And the File Hills force has difficulty finding trained Indigenous officers. It has six retired Mounties – all Indigenous – working in its ranks. They include Chief of Police Paul Avanthay, who spent 25 years with the Mounties before coming to File Hills.
CTAs were always problematic, Chief Avanthay said during an interview in his office. The vision was that RCMP officers would start spending most of their time at First Nations. But the Mounties don’t have buildings on most reserves, and the program did not give First Nations money to build any. “The very nature of them almost doomed them to failure right off the hop,” Chief Avanthay said.
What the framers of the FNIPP got right, he said, was the notion that police need to be much more present at First Nations. “Your response times are a lot quicker because you’re there, rather than responding from a community 20 to 25 minutes away,” he said. “If you have a critical incident, those 20 to 25 minutes to a half hour are extremely valuable.”
Chief Avanthay said creating more self-administered Indigenous police forces won’t solve problems unless the overall number of officers increases. “If you look at the northern Indigenous communities, the crime severity index is eight to nine times higher than it is in other non-Indigenous communities,” he said. “That automatically is going to lead to burnout, among whoever policies it. Whether it be an Indigenous police service, or if it is a non-Indigenous service provider like the RCMP.”
File Hills does not face these crime rates, and is nowhere near as remote as the province’s northern reserves.

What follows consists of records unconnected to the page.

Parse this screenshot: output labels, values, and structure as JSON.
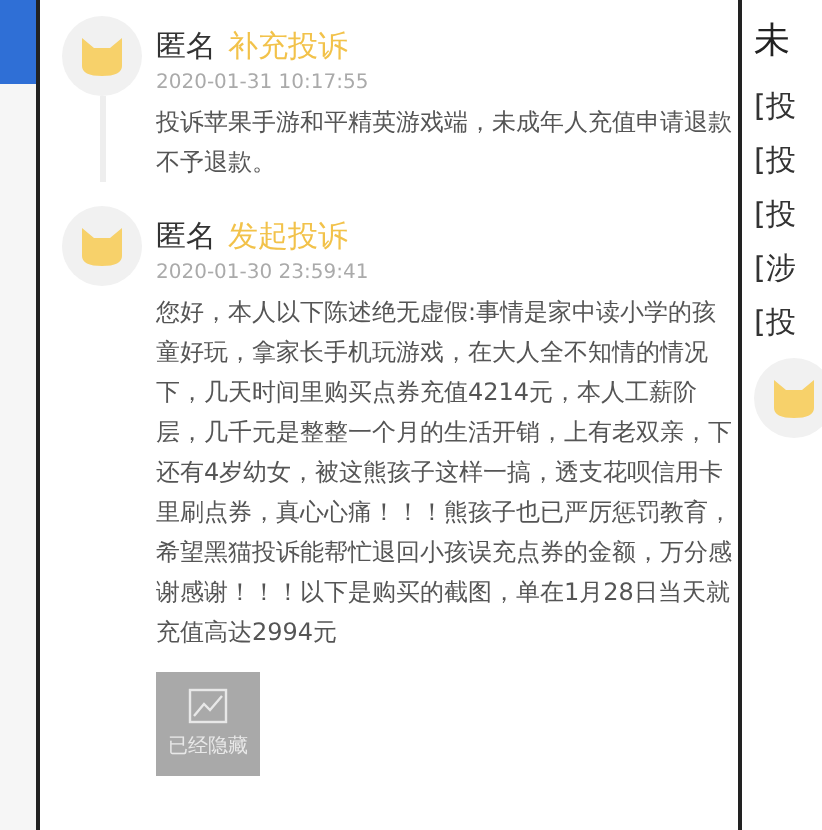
{
  "entries": [
    {
      "author": "匿名",
      "action": "补充投诉",
      "time": "2020-01-31 10:17:55",
      "text": "投诉苹果手游和平精英游戏端，未成年人充值申请退款不予退款。"
    },
    {
      "author": "匿名",
      "action": "发起投诉",
      "time": "2020-01-30 23:59:41",
      "text": "您好，本人以下陈述绝无虚假:事情是家中读小学的孩童好玩，拿家长手机玩游戏，在大人全不知情的情况下，几天时间里购买点券充值4214元，本人工薪阶层，几千元是整整一个月的生活开销，上有老双亲，下还有4岁幼女，被这熊孩子这样一搞，透支花呗信用卡里刷点券，真心心痛！！！熊孩子也已严厉惩罚教育，希望黑猫投诉能帮忙退回小孩误充点券的金额，万分感谢感谢！！！以下是购买的截图，单在1月28日当天就充值高达2994元",
      "attachment": {
        "label": "已经隐藏"
      }
    }
  ],
  "right_panel": {
    "title": "未",
    "items": [
      "[投",
      "[投",
      "[投",
      "[涉",
      "[投"
    ]
  }
}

First Nations leaders from across the Western Canada are now coming to the community to get tips on starting up self-administered forces. What they are usually told is that Indigenous communities need to have what Canada’s big cities have: civilian police boards. “I am a strong proponent of the need for strong police governance and oversight of police services,” said Dan Bellegarde, the chairman of the File Hills police’s force’s civilian oversight body.
Mr. Bellegarde, who is from Little Black Bear, another of the First Nations served by the File Hills force, spoke to The Globe inside a local community centre, where residents of his nation were working with a Public Safety Canada official to come up with a better community safety plan. Such conversations are now happening across Canada, as the federal government’s new First Nations policing legislation nears. “I don’t want to see contract policing for First Nations anymore,” he said. “It just doesn’t work for us.”